Numerous studies had reported an unexpectedly high diversity of rotavirus strains in most developing and developed countries including Nigeria [34, 39, 42, 4754].

This had been attributed to natural reassortment which appears to be detected more frequently in developing countries than in developed world owing to low levels of hygiene and poor immunological defence in infants which facilitate mixed infections and hence more reassortment. In addition more close contact among humans, livestock, and other animals in developing countries makes the possibility of emergence of virulent rotavirus strains very high as a result of gene reassortment [55]. Apart from gene reassortment, interspecies transmissions of rotaviruses involving a whole genome constellation evidenced by molecular characterization of rotaviruses isolated from different species have been suggested [3].

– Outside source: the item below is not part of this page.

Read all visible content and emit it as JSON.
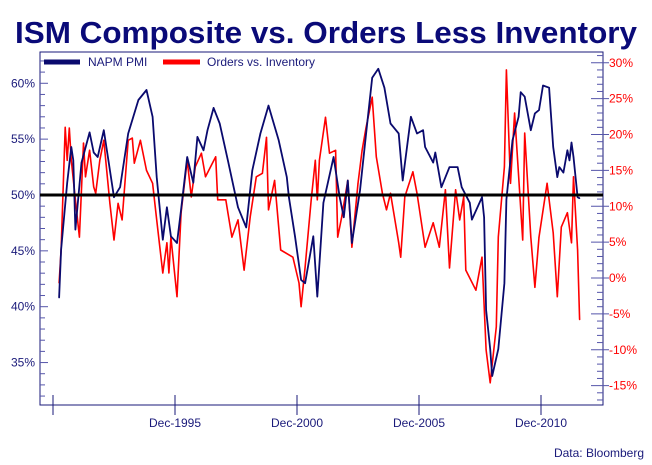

Indeed, studies had indicated that uncommon human rotavirus strains are emerging as global strains, which has important implications for effective vaccine development [4, 56]. The detection of unusual G/P combinations in the present study adds to this pool of information and further confirms the emergence of these unusual strains.

5. Conclusions

The study reported a high prevalence of rotavirus infection among diarrheic children attending health care in Sokoto State, Nigeria. Both common, uncommon, and combinations of various genotypes were identified as revealed by their electrophoresis pattern based on the VP4 and VP7 gene. Overall, this study contributed to the global understanding of the molecular epidemiology of human rotavirus which will be useful in guiding the choice and application of rotavirus vaccines for effective control and preventions.

Conflict of Interests

The authors declare that there is no conflict of interests regarding the publication of this paper.

Acknowledgments

The authors would like to acknowledge all the participating hospitals, the Ministry of Health, Sokoto, Nigeria, and the Noguchi Memorial Institute for Medical Research (NMIMR) Accra, Ghana.